Excellent & detailed write-up. The later ZX81 is best regarded as a ZX80 with some minor (but important!) tweaks.
Hard to understand, is effect of the semi-separated data buses (D0..D7 vs D0'..D7'). This is an intricate play between cpu, ROM code, signal timing & external hardware (external to cpu, that is).
Aeons ago I designed a ZX81 ULA replacement in programmable logic, and couldn't shake the feeling that with adjusted signal timing, it might be possible to get things working on a single 'unified' data bus. If I ever touch this again, I'd have a serious look at that.
But I suspect the way it was done, is because the signal timings allow for very slow ROMs and/or RAMs (up to ~450 ns iirc). This was important, since (to keep costs down) Sir Clive was buying memory ICs wherever he could find 'em cheap. Remember £99 for a real, user-programmable computer was the ZX80's #1 selling point.

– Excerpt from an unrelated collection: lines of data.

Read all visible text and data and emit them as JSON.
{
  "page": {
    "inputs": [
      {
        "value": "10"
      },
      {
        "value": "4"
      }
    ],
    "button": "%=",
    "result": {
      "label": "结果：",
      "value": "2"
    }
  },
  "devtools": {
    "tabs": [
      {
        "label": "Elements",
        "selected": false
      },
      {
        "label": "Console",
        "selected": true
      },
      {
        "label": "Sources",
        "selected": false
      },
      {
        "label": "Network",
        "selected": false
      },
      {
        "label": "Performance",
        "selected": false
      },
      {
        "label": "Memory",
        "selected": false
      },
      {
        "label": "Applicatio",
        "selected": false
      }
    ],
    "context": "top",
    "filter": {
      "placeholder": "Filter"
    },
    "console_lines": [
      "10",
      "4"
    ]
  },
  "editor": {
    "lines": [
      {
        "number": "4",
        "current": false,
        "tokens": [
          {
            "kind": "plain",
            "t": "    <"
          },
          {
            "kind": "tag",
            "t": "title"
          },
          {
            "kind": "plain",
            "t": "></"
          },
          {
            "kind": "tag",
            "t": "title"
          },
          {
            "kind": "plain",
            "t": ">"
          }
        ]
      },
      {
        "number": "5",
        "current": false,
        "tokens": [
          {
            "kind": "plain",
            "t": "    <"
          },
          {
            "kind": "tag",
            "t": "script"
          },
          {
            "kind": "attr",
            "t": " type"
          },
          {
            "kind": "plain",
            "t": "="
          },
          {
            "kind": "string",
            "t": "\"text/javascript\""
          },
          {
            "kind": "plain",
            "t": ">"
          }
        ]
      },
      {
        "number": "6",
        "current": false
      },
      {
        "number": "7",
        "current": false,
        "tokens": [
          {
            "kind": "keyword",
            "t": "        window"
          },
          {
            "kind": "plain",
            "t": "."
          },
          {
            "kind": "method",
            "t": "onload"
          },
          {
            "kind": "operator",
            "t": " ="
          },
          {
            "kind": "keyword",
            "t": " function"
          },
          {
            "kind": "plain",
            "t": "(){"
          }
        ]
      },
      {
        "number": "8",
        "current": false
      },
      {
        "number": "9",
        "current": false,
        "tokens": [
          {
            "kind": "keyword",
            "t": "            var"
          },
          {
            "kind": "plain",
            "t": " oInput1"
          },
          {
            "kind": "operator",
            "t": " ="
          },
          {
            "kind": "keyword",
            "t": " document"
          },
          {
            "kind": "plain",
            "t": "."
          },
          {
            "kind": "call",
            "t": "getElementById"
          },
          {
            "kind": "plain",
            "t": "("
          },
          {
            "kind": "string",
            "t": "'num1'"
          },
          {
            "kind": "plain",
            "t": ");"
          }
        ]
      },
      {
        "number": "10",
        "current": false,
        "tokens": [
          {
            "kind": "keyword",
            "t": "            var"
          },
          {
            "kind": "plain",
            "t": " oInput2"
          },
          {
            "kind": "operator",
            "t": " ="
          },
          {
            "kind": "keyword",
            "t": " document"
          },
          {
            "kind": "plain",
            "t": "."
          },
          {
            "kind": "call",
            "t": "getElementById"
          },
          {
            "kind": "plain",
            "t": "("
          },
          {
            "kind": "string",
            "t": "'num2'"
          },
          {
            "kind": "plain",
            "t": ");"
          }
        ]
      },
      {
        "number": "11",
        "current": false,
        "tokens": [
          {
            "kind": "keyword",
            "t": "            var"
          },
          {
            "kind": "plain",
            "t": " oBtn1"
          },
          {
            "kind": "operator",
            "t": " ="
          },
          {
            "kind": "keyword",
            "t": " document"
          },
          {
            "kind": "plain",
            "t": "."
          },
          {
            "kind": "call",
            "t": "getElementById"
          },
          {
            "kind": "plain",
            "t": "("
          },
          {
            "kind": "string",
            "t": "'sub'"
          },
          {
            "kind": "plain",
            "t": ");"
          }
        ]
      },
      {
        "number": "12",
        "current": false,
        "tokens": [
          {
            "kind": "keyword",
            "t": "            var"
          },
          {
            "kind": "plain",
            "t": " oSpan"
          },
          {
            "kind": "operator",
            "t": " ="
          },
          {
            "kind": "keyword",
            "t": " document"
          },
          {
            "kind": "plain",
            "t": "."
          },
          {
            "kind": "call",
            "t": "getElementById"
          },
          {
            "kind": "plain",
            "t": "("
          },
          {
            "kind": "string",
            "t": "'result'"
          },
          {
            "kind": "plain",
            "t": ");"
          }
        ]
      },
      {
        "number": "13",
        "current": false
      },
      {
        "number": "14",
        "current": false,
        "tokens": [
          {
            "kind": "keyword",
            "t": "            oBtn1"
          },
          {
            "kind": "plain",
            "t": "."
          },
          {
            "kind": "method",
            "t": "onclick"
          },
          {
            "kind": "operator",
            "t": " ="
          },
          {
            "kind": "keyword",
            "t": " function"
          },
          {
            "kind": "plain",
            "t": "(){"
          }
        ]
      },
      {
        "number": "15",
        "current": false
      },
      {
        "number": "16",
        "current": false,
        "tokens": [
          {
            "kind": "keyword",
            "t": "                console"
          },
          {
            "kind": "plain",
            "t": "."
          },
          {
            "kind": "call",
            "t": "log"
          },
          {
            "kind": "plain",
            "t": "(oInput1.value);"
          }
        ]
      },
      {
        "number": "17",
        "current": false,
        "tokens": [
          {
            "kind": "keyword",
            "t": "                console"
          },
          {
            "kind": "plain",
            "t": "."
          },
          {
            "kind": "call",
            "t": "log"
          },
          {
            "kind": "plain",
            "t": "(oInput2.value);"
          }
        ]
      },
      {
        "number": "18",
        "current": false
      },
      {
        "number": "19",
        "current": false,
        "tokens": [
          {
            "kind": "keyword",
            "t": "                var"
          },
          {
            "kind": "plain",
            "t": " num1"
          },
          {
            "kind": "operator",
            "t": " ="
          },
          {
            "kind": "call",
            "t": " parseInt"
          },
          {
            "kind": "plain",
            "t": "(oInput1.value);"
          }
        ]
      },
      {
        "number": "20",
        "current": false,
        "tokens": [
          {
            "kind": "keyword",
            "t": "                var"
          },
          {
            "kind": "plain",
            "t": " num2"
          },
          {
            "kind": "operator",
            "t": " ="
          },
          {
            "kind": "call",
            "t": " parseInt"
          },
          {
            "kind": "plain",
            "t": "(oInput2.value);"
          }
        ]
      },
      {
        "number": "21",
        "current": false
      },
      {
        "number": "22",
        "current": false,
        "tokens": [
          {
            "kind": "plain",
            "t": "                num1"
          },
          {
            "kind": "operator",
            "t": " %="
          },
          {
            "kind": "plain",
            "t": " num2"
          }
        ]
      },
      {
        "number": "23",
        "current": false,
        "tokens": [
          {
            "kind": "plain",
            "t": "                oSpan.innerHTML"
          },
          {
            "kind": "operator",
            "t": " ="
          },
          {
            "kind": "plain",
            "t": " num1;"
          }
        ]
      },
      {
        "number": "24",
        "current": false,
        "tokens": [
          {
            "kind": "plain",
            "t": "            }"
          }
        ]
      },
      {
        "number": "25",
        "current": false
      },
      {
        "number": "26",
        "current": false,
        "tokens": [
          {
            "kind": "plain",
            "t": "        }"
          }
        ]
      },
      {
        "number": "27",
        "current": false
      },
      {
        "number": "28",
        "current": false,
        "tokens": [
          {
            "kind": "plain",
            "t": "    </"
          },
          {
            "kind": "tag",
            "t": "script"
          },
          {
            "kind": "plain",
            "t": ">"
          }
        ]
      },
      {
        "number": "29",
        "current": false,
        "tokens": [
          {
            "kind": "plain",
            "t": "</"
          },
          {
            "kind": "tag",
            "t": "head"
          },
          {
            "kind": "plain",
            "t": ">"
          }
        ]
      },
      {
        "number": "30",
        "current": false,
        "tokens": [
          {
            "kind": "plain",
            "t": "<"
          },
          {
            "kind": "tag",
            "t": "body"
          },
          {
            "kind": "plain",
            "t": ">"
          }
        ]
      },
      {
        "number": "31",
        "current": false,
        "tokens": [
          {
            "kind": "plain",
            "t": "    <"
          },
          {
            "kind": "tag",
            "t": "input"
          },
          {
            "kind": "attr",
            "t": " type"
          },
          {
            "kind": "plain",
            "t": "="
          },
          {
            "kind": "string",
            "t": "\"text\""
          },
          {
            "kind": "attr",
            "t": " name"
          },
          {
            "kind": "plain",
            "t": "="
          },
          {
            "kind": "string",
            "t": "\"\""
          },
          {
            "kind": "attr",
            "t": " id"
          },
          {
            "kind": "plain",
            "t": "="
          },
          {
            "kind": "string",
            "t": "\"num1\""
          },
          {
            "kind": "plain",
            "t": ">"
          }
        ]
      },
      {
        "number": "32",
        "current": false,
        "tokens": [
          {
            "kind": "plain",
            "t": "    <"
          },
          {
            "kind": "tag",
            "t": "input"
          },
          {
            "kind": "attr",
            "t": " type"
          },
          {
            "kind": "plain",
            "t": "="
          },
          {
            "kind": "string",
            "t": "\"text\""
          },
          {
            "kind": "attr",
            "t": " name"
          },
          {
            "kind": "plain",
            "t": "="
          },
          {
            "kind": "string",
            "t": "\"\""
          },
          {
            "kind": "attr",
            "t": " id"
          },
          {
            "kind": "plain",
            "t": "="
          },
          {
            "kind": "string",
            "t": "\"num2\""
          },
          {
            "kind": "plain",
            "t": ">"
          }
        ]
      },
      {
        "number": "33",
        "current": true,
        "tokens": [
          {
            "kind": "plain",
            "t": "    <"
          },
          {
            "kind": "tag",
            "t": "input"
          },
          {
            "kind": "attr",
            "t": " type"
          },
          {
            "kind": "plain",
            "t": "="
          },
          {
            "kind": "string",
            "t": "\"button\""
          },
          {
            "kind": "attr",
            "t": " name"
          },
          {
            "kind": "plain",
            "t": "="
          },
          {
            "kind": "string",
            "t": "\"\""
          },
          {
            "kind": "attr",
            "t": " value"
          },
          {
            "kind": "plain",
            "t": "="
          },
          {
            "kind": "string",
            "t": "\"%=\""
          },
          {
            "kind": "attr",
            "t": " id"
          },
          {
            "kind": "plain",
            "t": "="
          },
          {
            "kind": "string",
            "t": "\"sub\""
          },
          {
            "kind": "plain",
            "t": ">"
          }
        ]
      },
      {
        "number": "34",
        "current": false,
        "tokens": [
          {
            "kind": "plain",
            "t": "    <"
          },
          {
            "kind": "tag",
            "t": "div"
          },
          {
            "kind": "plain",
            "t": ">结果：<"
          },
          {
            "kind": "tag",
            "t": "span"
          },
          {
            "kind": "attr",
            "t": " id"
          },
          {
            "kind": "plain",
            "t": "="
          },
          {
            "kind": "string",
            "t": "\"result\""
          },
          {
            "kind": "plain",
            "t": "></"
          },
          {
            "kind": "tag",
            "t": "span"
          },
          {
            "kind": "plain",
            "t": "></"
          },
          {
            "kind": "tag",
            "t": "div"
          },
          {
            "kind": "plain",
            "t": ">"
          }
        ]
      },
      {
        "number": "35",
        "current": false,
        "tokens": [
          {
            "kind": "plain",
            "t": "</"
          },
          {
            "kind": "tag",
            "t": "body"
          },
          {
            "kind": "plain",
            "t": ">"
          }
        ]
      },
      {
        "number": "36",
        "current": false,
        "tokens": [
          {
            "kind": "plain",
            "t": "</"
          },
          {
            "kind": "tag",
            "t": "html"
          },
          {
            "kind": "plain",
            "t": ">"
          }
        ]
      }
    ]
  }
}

As gxd noted, this was when people did not have computers in their homes. No PC, laptop, tablet or smartphone. NONE. Perhaps a pong console if lucky. So people were very curious & eager to find out what could be done with such a machine. Regardless its limitations, or how crappy its keyboard ;-)
https://archive.org/details/Cheap_Video_Cookbook_Don_Lancast...
talks about how to build homebrew video systems similar to the ZX80.
He kept the thing running for many years beyond the point where the technology was obsolete.
I remember seeing them on the electronics store my father used to go to, for work related components.